Vor einigen Wochen hatte das Kreisgesundheitsamt in den täglichen Pressekonferenzen noch Überlastung gemeldet. Es war die Zeit, als die Corona-Infektionen exponentiell anstiegen. Am Freitag, 20. März, berichtete Kreisgesundheitsamtsleiter Rainer Meilicke, dass an diesem Tag noch 800 Menschen vergeblich auf Rückruf warteten, die Fragen an das Gesundheitsamt hätten oder über ihren Fall sprechen wollten.

Nur wenige Tage später bekam eine 42-Jährige aus Königswinter ihr positives Testergebnis und musste in Quarantäne. Mehrere Tage wartete sie auf den vom Hausarzt angekündigten Anruf vom Gesundheitsamt.

Sie hatte schon eine Liste mit Kontakten erstellt, „danach wurde ich aber nie gefragt“, berichtete die Frau dem GA. Sie habe Handwerker und Kinderarzt selbst über ihre Infektion informiert. Auch ihr Mann sei nie offiziell in Quarantäne geschickt worden, sagte sie.

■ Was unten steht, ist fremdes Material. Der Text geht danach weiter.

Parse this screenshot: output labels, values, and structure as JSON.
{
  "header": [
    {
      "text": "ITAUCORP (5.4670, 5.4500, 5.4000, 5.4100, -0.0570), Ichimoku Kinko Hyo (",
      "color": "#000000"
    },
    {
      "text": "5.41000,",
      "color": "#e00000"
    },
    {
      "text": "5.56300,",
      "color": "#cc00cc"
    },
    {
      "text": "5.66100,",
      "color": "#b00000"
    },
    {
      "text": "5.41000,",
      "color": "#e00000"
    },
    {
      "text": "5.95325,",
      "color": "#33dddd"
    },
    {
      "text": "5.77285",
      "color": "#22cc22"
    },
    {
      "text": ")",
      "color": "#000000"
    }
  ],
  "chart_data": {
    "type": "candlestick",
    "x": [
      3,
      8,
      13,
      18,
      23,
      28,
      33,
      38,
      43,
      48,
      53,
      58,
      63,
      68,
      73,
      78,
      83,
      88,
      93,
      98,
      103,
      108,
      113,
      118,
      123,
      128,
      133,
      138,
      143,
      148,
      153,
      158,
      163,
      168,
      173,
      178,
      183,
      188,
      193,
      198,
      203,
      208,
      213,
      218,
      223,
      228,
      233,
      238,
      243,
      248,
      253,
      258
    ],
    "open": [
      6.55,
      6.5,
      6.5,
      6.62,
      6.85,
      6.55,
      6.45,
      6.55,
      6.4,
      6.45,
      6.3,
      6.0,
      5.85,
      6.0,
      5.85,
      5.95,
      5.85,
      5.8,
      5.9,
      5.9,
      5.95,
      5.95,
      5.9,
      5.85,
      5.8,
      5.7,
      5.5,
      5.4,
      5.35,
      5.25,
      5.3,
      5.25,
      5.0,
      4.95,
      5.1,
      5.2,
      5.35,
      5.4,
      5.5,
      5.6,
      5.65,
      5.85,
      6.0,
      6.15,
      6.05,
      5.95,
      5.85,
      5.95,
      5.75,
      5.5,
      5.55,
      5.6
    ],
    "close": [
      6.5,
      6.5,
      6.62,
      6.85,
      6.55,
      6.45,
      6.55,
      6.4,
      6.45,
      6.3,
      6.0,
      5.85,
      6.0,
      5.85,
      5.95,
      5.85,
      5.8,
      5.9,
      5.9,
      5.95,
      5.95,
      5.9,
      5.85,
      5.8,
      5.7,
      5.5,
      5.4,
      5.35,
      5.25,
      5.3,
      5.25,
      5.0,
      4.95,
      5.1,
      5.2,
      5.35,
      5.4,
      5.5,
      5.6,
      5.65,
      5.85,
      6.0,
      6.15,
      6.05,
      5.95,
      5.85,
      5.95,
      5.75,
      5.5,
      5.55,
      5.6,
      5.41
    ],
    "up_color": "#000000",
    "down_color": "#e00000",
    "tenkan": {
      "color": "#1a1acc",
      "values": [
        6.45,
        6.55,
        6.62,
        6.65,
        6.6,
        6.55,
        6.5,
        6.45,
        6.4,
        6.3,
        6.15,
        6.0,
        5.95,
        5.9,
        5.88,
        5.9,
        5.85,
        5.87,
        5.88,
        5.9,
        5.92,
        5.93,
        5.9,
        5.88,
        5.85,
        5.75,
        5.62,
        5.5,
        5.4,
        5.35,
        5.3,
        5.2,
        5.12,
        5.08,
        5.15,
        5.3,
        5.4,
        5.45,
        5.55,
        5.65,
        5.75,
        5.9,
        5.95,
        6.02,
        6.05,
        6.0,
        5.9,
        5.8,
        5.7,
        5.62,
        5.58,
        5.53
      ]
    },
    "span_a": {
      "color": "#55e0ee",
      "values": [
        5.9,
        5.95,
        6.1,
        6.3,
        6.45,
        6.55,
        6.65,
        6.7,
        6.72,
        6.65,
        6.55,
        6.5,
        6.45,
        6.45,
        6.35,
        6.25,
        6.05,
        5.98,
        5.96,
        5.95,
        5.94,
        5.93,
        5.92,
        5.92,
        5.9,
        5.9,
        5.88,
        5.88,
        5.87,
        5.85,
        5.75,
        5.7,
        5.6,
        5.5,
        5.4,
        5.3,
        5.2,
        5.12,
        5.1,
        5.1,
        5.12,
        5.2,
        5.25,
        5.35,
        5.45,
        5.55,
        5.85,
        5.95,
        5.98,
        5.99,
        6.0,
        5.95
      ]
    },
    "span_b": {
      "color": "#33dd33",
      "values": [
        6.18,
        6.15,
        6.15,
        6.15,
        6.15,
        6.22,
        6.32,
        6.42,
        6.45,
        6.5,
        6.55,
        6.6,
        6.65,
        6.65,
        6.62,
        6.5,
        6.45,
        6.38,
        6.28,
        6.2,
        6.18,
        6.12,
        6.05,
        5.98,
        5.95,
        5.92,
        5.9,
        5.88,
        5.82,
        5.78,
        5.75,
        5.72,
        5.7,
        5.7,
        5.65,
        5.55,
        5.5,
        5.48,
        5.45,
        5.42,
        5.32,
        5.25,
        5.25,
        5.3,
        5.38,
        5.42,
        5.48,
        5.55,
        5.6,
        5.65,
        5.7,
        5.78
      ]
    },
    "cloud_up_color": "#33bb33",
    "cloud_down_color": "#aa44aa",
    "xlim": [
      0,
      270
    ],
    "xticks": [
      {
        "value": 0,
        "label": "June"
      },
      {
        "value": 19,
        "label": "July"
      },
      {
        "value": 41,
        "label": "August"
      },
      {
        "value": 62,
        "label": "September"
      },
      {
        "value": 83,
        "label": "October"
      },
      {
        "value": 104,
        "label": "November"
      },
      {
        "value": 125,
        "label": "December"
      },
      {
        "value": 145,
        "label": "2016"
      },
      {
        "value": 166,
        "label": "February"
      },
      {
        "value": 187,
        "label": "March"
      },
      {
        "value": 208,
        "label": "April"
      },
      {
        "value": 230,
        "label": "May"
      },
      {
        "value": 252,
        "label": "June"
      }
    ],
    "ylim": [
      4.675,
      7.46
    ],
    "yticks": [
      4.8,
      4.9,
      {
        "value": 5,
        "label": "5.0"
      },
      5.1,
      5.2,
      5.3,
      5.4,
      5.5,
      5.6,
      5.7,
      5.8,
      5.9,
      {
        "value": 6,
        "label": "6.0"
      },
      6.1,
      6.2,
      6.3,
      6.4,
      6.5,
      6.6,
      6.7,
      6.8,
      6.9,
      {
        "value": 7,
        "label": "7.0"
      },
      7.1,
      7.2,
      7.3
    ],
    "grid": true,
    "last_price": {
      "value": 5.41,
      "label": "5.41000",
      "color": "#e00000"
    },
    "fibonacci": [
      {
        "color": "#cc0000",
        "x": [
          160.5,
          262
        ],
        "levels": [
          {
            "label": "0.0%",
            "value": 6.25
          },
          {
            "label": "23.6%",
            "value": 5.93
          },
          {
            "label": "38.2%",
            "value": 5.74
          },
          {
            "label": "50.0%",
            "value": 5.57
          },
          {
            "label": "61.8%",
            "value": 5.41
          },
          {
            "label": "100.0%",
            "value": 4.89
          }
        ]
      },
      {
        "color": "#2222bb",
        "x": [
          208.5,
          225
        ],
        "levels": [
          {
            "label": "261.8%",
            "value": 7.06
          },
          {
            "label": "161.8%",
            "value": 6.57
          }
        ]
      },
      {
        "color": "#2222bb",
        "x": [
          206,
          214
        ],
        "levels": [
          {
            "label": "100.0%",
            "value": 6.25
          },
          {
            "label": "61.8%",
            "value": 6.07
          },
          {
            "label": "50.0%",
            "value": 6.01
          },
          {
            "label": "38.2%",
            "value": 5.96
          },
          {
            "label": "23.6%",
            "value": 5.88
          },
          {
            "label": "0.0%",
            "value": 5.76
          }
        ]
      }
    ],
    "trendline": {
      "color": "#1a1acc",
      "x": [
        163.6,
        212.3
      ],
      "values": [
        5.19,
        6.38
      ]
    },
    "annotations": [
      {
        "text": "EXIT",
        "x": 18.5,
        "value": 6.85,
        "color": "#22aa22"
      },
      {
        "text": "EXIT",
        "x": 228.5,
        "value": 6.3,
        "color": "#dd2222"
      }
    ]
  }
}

Die Familie sei natürlich trotzdem zu Hause geblieben und informierte sich vor allem im Internet. Sie fände es wichtig, dass Menschen in Quarantäne auch medizinische Unterstützung bekommen, so die 42-Jährige. Sie fühlte sich vom Gesundheitsamt alleingelassen und möchte mit ihrer Stimme helfen, „damit andere besser betreut werden“.

Die personelle Ausstattung bleibt offenbar ein Dilemma. Der Landrat sagte zuletzt, dass er die 120 Mitarbeiter für die Kontaktverfolgung nicht „auf Vorrat“, sondern erst bei steigenden Infektionszahlen einsetzen dürfe.

Andererseits berichtete er auf Anfrage der SPD-Kreistagsfraktion, dass die Hygieneaufsicht des Gesundheitsamtes „aufgrund der Belastungssituation durch Aufgaben im Kontext der Pandemie keine Begehungen“ in Altenheimen durchführen konnte.

In der Telefonkonferenz der Bürgermeister mit dem Landrat hat es am vergangenen Donnerstag nach GA-Informationen eine lange Aussprache zu dem Thema gegeben. Kreispressesprecherin Rita Lorenz schrieb am Montagnachmittag alle Pressesprecher im Rhein-Sieg-Kreis inklusive Kreispolizeibehörde sowie Bonner Polizeipräsidium „aus aktuellem Anlass“ an.

Lorenz erinnerte „an unsere seit Jahren gut gelebte Praxis“, die in den Zeiten der derzeitigen Krise um so wichtiger sei und bat darum, dass „Presseanfragen – insbesondere jene, die die Zusammenarbeit zwischen Rhein-Sieg-Kreis und Kommunen oder aber jene, die Themen ansprechen, die sowohl den Kreis als auch die Kommunen betreffen – untereinander kommuniziert werden. Sie werden mir sicherlich zustimmen, dass es uns nur durch gegenseitiges Wissen gelingen wird, weiterhin eine so wohlwollende Presseberichterstattung zu erhalten wie wir sie nun seit mehr als zwei Monaten haben“, so die Pressesprecherin des Kreises.